HM Inspectorate of Constabulary says potential of National Crime Agency’s National Data Exploitation Capability ‘remains unfulfilled’ due to outdated and unfit IT, poor access and management of data and under-resourcing
The National Crime Agency’s National Data Exploitation Capability (NDEC) is not reaching its full potential, according to a report from HM Inspectorate of Constabulary and Fire and Rescue Services.

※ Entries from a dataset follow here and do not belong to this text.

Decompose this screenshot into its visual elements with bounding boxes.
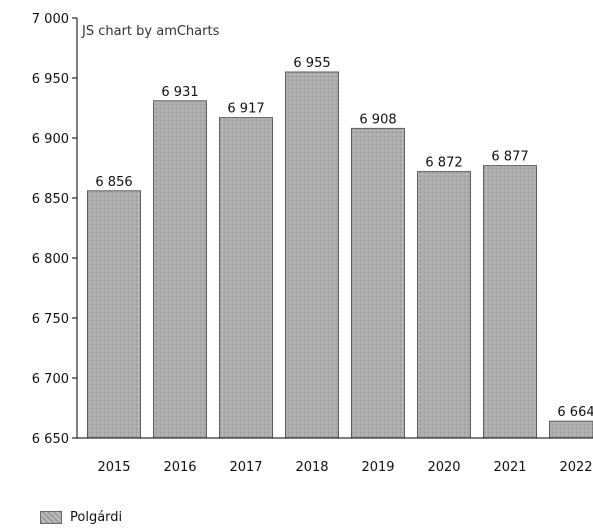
bar-2022[interactable]	[549, 420, 593, 439]
y-tick-label: 6 800	[32, 252, 69, 267]
bar-2018[interactable]	[285, 71, 339, 439]
x-tick-label-2017: 2017	[229, 460, 262, 475]
y-axis: 7 000 6 950 6 900 6 850 6 800 6 750 6 700 6 650	[32, 12, 78, 447]
x-tick-label-2015: 2015	[97, 460, 130, 475]
y-tick-label: 6 850	[32, 192, 69, 207]
bars-group: 6 856 6 931 6 917 6 955 6 908 6 872 6 877 6 664	[87, 56, 593, 439]
x-tick-label-2021: 2021	[493, 460, 526, 475]
bar-2015[interactable]	[87, 190, 141, 439]
bar-2017[interactable]	[219, 117, 273, 439]
x-tick-label-2020: 2020	[427, 460, 460, 475]
y-tick-label: 6 900	[32, 132, 69, 147]
data-label-2022: 6 664	[557, 405, 593, 420]
amcharts-credit[interactable]: JS chart by amCharts	[81, 24, 220, 39]
data-label-2016: 6 931	[161, 85, 198, 100]
legend-label: Polgárdi	[70, 510, 123, 525]
y-tick-label: 6 750	[32, 312, 69, 327]
bar-2019[interactable]	[351, 127, 405, 439]
data-label-2020: 6 872	[425, 156, 462, 171]
legend-swatch	[40, 511, 62, 524]
x-tick-label-2018: 2018	[295, 460, 328, 475]
x-tick-label-2022: 2022	[559, 460, 592, 475]
data-label-2021: 6 877	[491, 150, 528, 165]
y-tick-label: 6 700	[32, 372, 69, 387]
bar-2016[interactable]	[153, 100, 207, 439]
y-tick-label: 6 650	[32, 432, 69, 447]
data-label-2018: 6 955	[293, 56, 330, 71]
x-tick-label-2019: 2019	[361, 460, 394, 475]
data-label-2019: 6 908	[359, 112, 396, 127]
bar-2020[interactable]	[417, 171, 471, 439]
legend[interactable]: Polgárdi	[40, 510, 122, 525]
y-tick-label: 6 950	[32, 72, 69, 87]
x-tick-label-2016: 2016	[163, 460, 196, 475]
bar-2021[interactable]	[483, 165, 537, 439]
data-label-2017: 6 917	[227, 102, 264, 117]
y-tick-label: 7 000	[32, 12, 69, 27]
data-label-2015: 6 856	[95, 175, 132, 190]
x-axis: 2015 2016 2017 2018 2019 2020 2021 2022	[77, 437, 593, 475]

The NDEC was established in 2018 to assist the NCA in tackling serious and organised crime by analysing or exploiting bulk datasets. The inspectorate stated that it could not determine NDEC’s final cost, as it received contradictory evidence from documents and interviews; however, its team estimated the cost to be approximately £92m.
The inspection stated that many of the NCA’s IT systems are “outdated and unfit for purpose,” resulting in a lack of investment, which means the cost of replacing outdated systems is increasing. It added that the agency has been slow to adopt cloud computing. This means its staff cannot automatically move data between systems operating on each of the three security tiers of Government Security Classifications Policy, something it described as “a significant limitation”.
It recommended that the agency and the Home Office plan a timeline for replacing its legacy IT systems, as well as working out how to allow transfers of data between the three security classifications, by the end of September 2025.
When the inspection took place, the NDEC had access to several bulk datasets, but these did not include material from the nine regional organised crime units shared among police forces. There were also no plans to routinely analyse data held on the Law Enforcement Data Service, which is due to replace the Police National Computer, and other data-sharing arrangements were often based on staff knowing someone in another organisation. It said the NCA does not have an effective system of version control for datasets and should establish “a more rigorous approach to data management”.
The inspection stated that NDEC personnel and leaders were confused about their approved staffing levels, and that the NCA provided inconsistent and contradictory information on this matter. It added that five reviews of NDEC by the agency had found that resourcing required urgent attention, but none had included a clear action plan to resolve it.
However, the inspectorate praised NDEC personnel for their understanding of the legislation governing their work. The NCA is not subject to the regulatory regime required by the Investigatory Powers Act 2016 but in 2020 it invited the Information Commissioner’s Office to audit NDEC’s data-handling processes. While the report said this was encouraging, it recommended a more systematic and robust arrangement.
The inspectorate submitted the full report to the Home Secretary in February. The published version excludes details on operational matters.